Anhörung zur Sterbehilfe im Parlament

BERLIN. (hpd) Bei der gestrigen Anhörung des Ausschusses für Recht und Verbraucherschutz zum Thema Sterbebegleitung kamen verschiedene Sachverständige zu Wort. Ein Kommentar von Rolf Schwanitz. 

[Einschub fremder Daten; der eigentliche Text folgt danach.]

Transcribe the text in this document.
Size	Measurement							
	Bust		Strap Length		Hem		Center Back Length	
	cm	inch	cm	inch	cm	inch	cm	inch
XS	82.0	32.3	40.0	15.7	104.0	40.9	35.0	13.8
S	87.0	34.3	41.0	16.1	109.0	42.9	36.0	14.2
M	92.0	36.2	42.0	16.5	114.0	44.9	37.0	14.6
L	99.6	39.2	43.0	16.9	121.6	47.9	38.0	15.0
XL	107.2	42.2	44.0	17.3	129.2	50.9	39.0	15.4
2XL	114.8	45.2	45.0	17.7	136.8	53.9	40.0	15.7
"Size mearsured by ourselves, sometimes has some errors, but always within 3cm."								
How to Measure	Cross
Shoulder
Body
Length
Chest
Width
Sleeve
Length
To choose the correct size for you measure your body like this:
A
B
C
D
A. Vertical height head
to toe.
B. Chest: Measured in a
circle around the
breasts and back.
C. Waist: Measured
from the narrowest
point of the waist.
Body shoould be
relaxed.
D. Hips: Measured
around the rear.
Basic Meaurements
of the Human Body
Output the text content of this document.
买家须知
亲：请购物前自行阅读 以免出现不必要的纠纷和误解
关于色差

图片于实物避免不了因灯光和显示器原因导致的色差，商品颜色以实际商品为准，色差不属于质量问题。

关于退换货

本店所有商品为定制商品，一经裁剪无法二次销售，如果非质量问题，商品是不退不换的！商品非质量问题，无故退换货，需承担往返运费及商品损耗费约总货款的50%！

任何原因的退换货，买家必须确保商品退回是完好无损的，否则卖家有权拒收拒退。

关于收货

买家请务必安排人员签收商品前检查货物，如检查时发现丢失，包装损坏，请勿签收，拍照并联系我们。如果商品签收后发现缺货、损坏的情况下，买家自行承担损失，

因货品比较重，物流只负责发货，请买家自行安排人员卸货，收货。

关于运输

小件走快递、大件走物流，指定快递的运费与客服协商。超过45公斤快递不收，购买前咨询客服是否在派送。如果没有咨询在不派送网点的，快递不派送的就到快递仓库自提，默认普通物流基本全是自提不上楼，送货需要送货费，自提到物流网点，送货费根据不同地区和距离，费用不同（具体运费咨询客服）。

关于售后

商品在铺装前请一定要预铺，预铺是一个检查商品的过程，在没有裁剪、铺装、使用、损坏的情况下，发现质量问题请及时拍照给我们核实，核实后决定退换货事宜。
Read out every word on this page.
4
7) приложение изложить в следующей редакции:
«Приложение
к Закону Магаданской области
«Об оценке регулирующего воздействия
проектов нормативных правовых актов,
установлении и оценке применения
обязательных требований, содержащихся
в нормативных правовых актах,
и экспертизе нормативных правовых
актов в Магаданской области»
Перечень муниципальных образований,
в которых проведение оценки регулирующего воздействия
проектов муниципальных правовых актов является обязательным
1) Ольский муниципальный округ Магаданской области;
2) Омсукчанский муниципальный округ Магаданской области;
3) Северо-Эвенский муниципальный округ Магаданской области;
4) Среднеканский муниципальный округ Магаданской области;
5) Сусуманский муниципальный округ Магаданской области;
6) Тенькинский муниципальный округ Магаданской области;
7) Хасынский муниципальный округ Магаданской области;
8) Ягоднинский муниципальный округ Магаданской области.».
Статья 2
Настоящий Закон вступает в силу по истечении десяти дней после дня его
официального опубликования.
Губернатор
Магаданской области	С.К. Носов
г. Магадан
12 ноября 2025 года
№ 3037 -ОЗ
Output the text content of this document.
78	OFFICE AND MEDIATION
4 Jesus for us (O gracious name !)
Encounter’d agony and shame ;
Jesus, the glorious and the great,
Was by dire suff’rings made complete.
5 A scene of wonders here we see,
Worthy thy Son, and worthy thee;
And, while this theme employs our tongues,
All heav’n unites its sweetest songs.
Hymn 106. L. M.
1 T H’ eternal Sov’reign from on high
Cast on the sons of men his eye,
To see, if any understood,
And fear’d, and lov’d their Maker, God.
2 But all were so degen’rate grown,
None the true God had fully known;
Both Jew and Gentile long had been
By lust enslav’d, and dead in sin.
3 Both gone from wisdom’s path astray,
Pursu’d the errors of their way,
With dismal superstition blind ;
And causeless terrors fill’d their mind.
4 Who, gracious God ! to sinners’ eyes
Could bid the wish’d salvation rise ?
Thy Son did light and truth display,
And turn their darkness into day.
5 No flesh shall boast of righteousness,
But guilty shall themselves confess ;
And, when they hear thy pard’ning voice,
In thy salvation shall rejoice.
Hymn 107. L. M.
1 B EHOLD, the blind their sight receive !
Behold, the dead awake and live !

Anhörungen im Deutschen Bundestag haben bei der Bevölkerung einen schlechten Ruf, denn sie folgen in der Regel einem festen Ritual. Sowohl die Unterstützer eines Gesetzes – meistens sind dies die Koalitionsfraktionen – als auch dessen Kritiker sehen die Anhörung als einen interessengeleiteten Teil der Beratungen zum Gesetz. Die Abgeordneten sind dabei nicht auf der Suche nach neuen Ideen und Anregungen, sondern laden zur Stellungnahme und Befragung regelmäßig nur solche Experten ein, die die jeweils eigene Meinung zum Beratungsgegenstand teilen, vertreten und unterstützen. Übermäßige Kritik an dieser Praxis kann aber nur üben, wer übersieht, dass sowohl das Parlament als auch die dortige Gesetzesberatung seinem Wesen nach die Entscheidung über unterschiedliche, ja sich in der Regel widersprechende Interessenslagen ist. Die Spiegelung von Haltungen, Interessen und Meinungen ist deshalb nichts falsches, störendes, sondern geradezu eine Notwendigkeit im parlamentarischen Betrieb. Das gilt generell und folglich für eine Anhörung ebenso, wie für eine Beratung im Ausschuss oder die Debatte im Plenum des Parlaments. 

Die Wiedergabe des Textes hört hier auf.